For whatever reason, a parent may be untruthful in a custody case. Usually, they want to gain leverage over the other parent by making false accusations or lying on the witness stand. Doing so can have significant ramifications on the custody case. They may also end up being punished by the court in several ways. If you are involved in a situation where the other parent is not telling the truth, you will need a lawyer to help demonstrate it to the court. Given that children are involved, the court may not give you the benefit of the doubt.
It is natural to want the other parent to be punished for lying, especially when their untruthfulness has jeopardized your ability to see your children or potentially put you in criminal danger. However, it is rare that the parent being dishonest will face significant penalties in the way you want them to. Although the penalties may impact your child custody case, you may not feel like enough is being done to punish them for what happened. Your best course of action is to focus on the custody case in the short term.
Criminal Charges Are Usually Not Filed Against a Parent Who Lies
In most cases, a parent will not face criminal charges when they lie in court. As unfair as it may seem, a judge will rarely refer the matter for perjury charges, nor will they likely initiate contempt of court proceedings. In addition, except in highly unusual circumstances, a parent will not be able to sue the other parent civilly for the damages caused by their lie.
Family court judges themselves do not have the authority to bring criminal charges against a parent. A district attorney would charge someone with perjury and handle the proceedings. Accordingly, perjury will very rarely come into play in a family court case. Even if perjury charges were an option, it is a difficult crime to prove. One would need to show that a statement that someone made was factually false and that there was an intent to lie. Perjury charges are made even more difficult by the fact that many family court hearings are not held in front of a court reporter, meaning that there is not a definitive record of what was said.
Dishonesty Could Be a Factor in a Child Custody Case
Don’t think that the other parent will be able to lie and get away with it completely. The judge in your case may be able to consider a parent’s untruthfulness in deciding the custody matter. For example, suppose two parents are disputing physical custody of their children. In that case, the judge may use one parent’s deceit as a factor in deciding to award custody to the other parent.
If the other parent is lying, there is not much you can do other than stand up for yourself and prove they are not telling the truth.

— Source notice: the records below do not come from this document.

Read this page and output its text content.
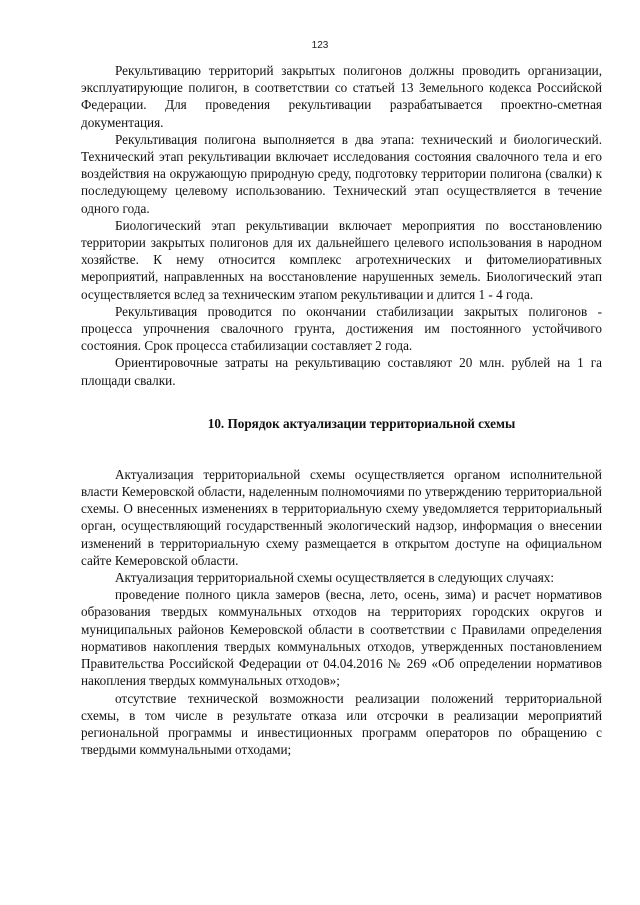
123

Рекультивацию территорий закрытых полигонов должны проводить организации, эксплуатирующие полигон, в соответствии со статьей 13 Земельного кодекса Российской Федерации. Для проведения рекультивации разрабатывается проектно-сметная документация.

Рекультивация полигона выполняется в два этапа: технический и биологический. Технический этап рекультивации включает исследования состояния свалочного тела и его воздействия на окружающую природную среду, подготовку территории полигона (свалки) к последующему целевому использованию. Технический этап осуществляется в течение одного года.

Биологический этап рекультивации включает мероприятия по восстановлению территории закрытых полигонов для их дальнейшего целевого использования в народном хозяйстве. К нему относится комплекс агротехнических и фитомелиоративных мероприятий, направленных на восстановление нарушенных земель. Биологический этап осуществляется вслед за техническим этапом рекультивации и длится 1 - 4 года.

Рекультивация проводится по окончании стабилизации закрытых полигонов - процесса упрочнения свалочного грунта, достижения им постоянного устойчивого состояния. Срок процесса стабилизации составляет 2 года.

Ориентировочные затраты на рекультивацию составляют 20 млн. рублей на 1 га площади свалки.

10. Порядок актуализации территориальной схемы

Актуализация территориальной схемы осуществляется органом исполнительной власти Кемеровской области, наделенным полномочиями по утверждению территориальной схемы. О внесенных изменениях в территориальную схему уведомляется территориальный орган, осуществляющий государственный экологический надзор, информация о внесении изменений в территориальную схему размещается в открытом доступе на официальном сайте Кемеровской области.

Актуализация территориальной схемы осуществляется в следующих случаях:

проведение полного цикла замеров (весна, лето, осень, зима) и расчет нормативов образования твердых коммунальных отходов на территориях городских округов и муниципальных районов Кемеровской области в соответствии с Правилами определения нормативов накопления твердых коммунальных отходов, утвержденных постановлением Правительства Российской Федерации от 04.04.2016 № 269 «Об определении нормативов накопления твердых коммунальных отходов»;

отсутствие технической возможности реализации положений территориальной схемы, в том числе в результате отказа или отсрочки в реализации мероприятий региональной программы и инвестиционных программ операторов по обращению с твердыми коммунальными отходами;
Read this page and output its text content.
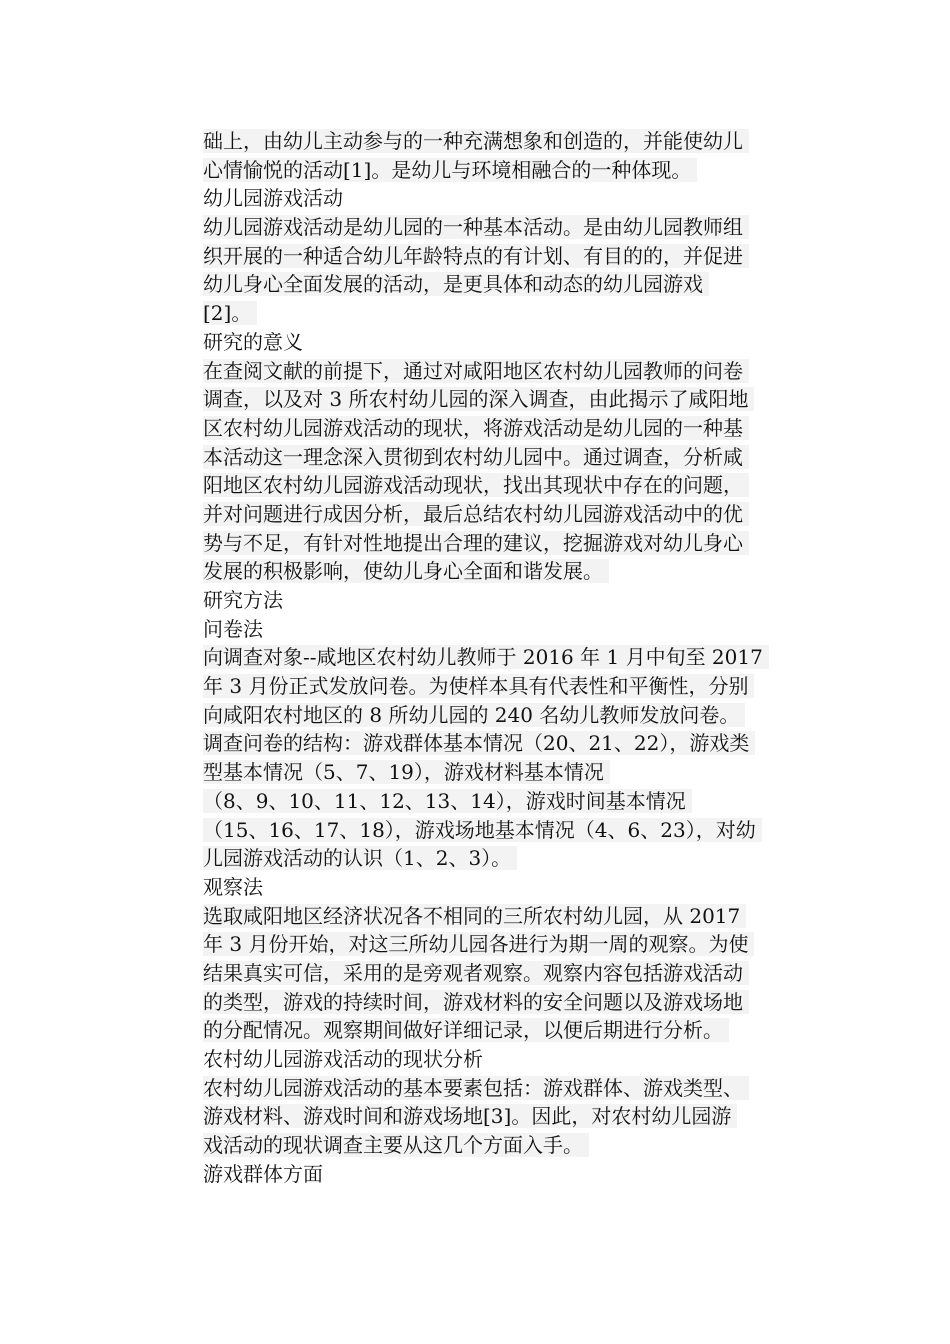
础上，由幼儿主动参与的一种充满想象和创造的，并能使幼儿
心情愉悦的活动[1]。是幼儿与环境相融合的一种体现。
幼儿园游戏活动
幼儿园游戏活动是幼儿园的一种基本活动。是由幼儿园教师组
织开展的一种适合幼儿年龄特点的有计划、有目的的，并促进
幼儿身心全面发展的活动，是更具体和动态的幼儿园游戏
[2]。
研究的意义
在查阅文献的前提下，通过对咸阳地区农村幼儿园教师的问卷
调查，以及对 3 所农村幼儿园的深入调查，由此揭示了咸阳地
区农村幼儿园游戏活动的现状，将游戏活动是幼儿园的一种基
本活动这一理念深入贯彻到农村幼儿园中。通过调查，分析咸
阳地区农村幼儿园游戏活动现状，找出其现状中存在的问题，
并对问题进行成因分析，最后总结农村幼儿园游戏活动中的优
势与不足，有针对性地提出合理的建议，挖掘游戏对幼儿身心
发展的积极影响，使幼儿身心全面和谐发展。
研究方法
问卷法
向调查对象--咸地区农村幼儿教师于 2016 年 1 月中旬至 2017
年 3 月份正式发放问卷。为使样本具有代表性和平衡性，分别
向咸阳农村地区的 8 所幼儿园的 240 名幼儿教师发放问卷。
调查问卷的结构：游戏群体基本情况（20、21、22），游戏类
型基本情况（5、7、19），游戏材料基本情况
（8、9、10、11、12、13、14），游戏时间基本情况
（15、16、17、18），游戏场地基本情况（4、6、23），对幼
儿园游戏活动的认识（1、2、3）。
观察法
选取咸阳地区经济状况各不相同的三所农村幼儿园，从 2017
年 3 月份开始，对这三所幼儿园各进行为期一周的观察。为使
结果真实可信，采用的是旁观者观察。观察内容包括游戏活动
的类型，游戏的持续时间，游戏材料的安全问题以及游戏场地
的分配情况。观察期间做好详细记录，以便后期进行分析。
农村幼儿园游戏活动的现状分析
农村幼儿园游戏活动的基本要素包括：游戏群体、游戏类型、
游戏材料、游戏时间和游戏场地[3]。因此，对农村幼儿园游
戏活动的现状调查主要从这几个方面入手。
游戏群体方面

The court will be most interested in the welfare and best interests of the children. A judge may view one parent as less fit because they are willing to lie in court to get their way.
Another way the court could punish a parent for lying is by sanctioning them during the custody proceedings. For example, if you had to incur additional legal expenses to defend yourself against an untruthful allegation, the judge may order the other parent to pay for that. If the lies involved false domestic abuse allegations and the parent filed a police report, they could be prosecuted for filing a false police report.
Focus on Gathering Evidence to Prove Your Side of the Story
In general, the best thing you can do when you think the other parent is being untruthful is to present your evidence to show your side of the story is the correct one. Unfortunately, the truth does not speak for itself in family law cases when many issues become a case of “he said, she said.”
You should save any evidence in your possession that could show the other parent is lying. For example, you may have texts or emails that prove your side of the story. Any documentary evidence can help bolster your case and give extra weight to your word. Once you know the other parent is saying something that is not true, you should take even more care to document everything and put it in writing. You should take as many pictures and gather as much evidence with a timestamp on it as possible that can back up your version of events. Be extra careful about having any informal conversations that can give the other parent even more ammunition to use against you.
If the lies involve child abuse or domestic violence allegations, you need to be particularly careful. A judge may presume you to be a danger to the children until they know otherwise. There is even the potential for criminal penalties if the judge believes the other parent’s lies.
If you discover a lie after a court proceeding is over, you may be able to file a motion to reopen the child custody case. Courts will only allow a modification when there has been a significant change in the circumstances. Discovering that one parent has been untruthful in a custody proceeding may significantly change circumstances. If you learn after a court proceeding is over that the other parent lied, you should contact an experienced child custody attorney to learn whether there is anything you can do about it.